Высокий, сутуловатый, словно стесняющийся своего роста, издерганный бухгалтерской работой, отец Иванчо смотрел на свой дом как на оплот спокойствия и независимости. Каждую субботу и воскресенье он надевал старые брюки и возился во дворе или в доме, стараясь починить, что только можно. То менял черепицу на крыше с риском поскользнуться и грохнуться на каменные плиты во дворе, то подмазывал известкой цоколь, то красил оконные рамы, а весной белил известью стволы плодовых деревьев в саду. Больше всего хлопот доставлял ему все-таки забор — отец то и дело прибивал и укреплял расшатанные доски, и все это время Иванчо должен был стоять рядом и помогать отцу. Жильцы нижнего этажа палец о палец не ударили, чтобы навести порядок во дворе и в доме. Больше того, они беспрестанно хлопотали, чтобы дом снесли, а на пустыре построили большой жилой массив. Так что упорство отца Иванчо помогало мальчикам сохранить площадку для игр, но с другой стороны, он постоянно воевал с озорниками, которые не оставили в заборе целой доски.

«Ну какой смысл сохранять эту развалину, когда каждый метр земли в городе стоит так дорого! — доказывали жильцы нижнего этажа разным комиссиям, которые приходили осматривать дом и пустырь. — Ведь не архитектурный же памятник перед нами».

«Зато какой дом! — мысленно спорил с ними отец Иванчо. — Крепкий, ухоженный. И двор — не двор, а сад. Не зря ведь висит табличка у входа: „Дом образцового содержания“. Находятся же такие, кто вознамерился его снести, чтобы получить квартирку, прийти на готовенькое! Да они и новое жилье мигом запустят!»

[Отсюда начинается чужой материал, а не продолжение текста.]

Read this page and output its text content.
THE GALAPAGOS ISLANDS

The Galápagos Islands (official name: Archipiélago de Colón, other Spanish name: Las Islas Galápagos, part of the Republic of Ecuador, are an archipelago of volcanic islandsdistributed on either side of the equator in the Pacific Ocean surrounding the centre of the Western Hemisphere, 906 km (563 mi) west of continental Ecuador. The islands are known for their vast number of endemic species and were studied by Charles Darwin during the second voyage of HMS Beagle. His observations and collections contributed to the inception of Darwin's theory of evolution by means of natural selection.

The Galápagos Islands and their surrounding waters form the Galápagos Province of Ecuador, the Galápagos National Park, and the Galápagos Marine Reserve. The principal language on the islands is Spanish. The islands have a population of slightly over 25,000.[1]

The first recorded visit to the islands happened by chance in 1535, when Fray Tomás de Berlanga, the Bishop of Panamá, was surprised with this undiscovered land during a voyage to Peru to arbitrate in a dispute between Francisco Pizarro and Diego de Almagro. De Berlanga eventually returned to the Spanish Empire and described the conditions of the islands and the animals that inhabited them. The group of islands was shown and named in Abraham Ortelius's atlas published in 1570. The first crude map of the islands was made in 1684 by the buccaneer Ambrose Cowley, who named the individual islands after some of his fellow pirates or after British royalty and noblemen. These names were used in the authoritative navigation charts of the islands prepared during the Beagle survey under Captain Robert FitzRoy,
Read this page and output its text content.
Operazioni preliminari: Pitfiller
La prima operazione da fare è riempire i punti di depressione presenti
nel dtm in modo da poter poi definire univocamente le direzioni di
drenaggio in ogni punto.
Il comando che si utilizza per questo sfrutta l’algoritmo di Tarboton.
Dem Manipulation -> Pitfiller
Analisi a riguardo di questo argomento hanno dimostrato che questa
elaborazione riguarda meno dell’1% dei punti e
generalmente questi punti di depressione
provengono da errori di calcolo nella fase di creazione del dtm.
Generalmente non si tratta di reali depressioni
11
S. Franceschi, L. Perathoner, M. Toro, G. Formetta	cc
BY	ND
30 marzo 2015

И он прибивал доски, снова красил их, обивал железом, долговязый, худой человек в очках с проволочной оправой, съехавших на кончик носа, и в шерстяной шапочке, сползшей на затылок…

У Иванчо сжималось сердце при виде отца, а отец все ворчал:

— Не разевай рот, не стой сложа руки. Не притворяйся, что ты не видишь, куда нужно руки приложить! Учись трудиться! Ты и твои приятели все прахом пустите. И дом, и забор готовы сломать. Доски целой не осталось!

Иванчо молчал. Помогал отцу. Тайком вздыхал. Сердце разрывалось: именно в воскресенье, в самое лучшее беззаботное утро, отец обязательно находил какое-нибудь неотложное дело и не оставлял сына в покое. Отвертеться под предлогом, что надо учить уроки, или закрыться в комнате не удавалось. Вот и старался Иванчо хоть немного сохранить забор, вставая в ворота, прилагая отчаянные усилия, чтобы отбить точные удары Спаса. Зимой только он один съезжал на санках не к поломанному забору, а к бетонной стене, вытянув вперед ноги, чтобы защитить от удара санки…

Сейчас, подходя к пустырю, к потемневшей от дождей' стене, Крум сразу услышал глухие удары футбольного мяча. Спас был явно не один, и в воротах перед забором, как всегда, стоял Иванчо.

Крума так и подмывало пройти мимо дома Андро. После того вечера, когда он увидел Лину с братом Паскала, Крум ни разу не заходил к Андро. Бабушкины слова открыли ему что-то новое в нем самом, о чем он и не подозревал. Теперь, когда он услышал удары мяча, не было желания делать крюк и пройти мимо дома Андро и только потом направиться сюда, на пустырь, как ему хотелось раньше. Крум не понимал, что с ним, но был уверен: как бы он ни поступал, что бы ни делал, надо быть честным прежде всего перед самим собой, а уж потом перед другими.

«От людей убежишь, от себя — нет», — любила повторять бабушка. И еще: «От страха убежишь, от стыда — нет!»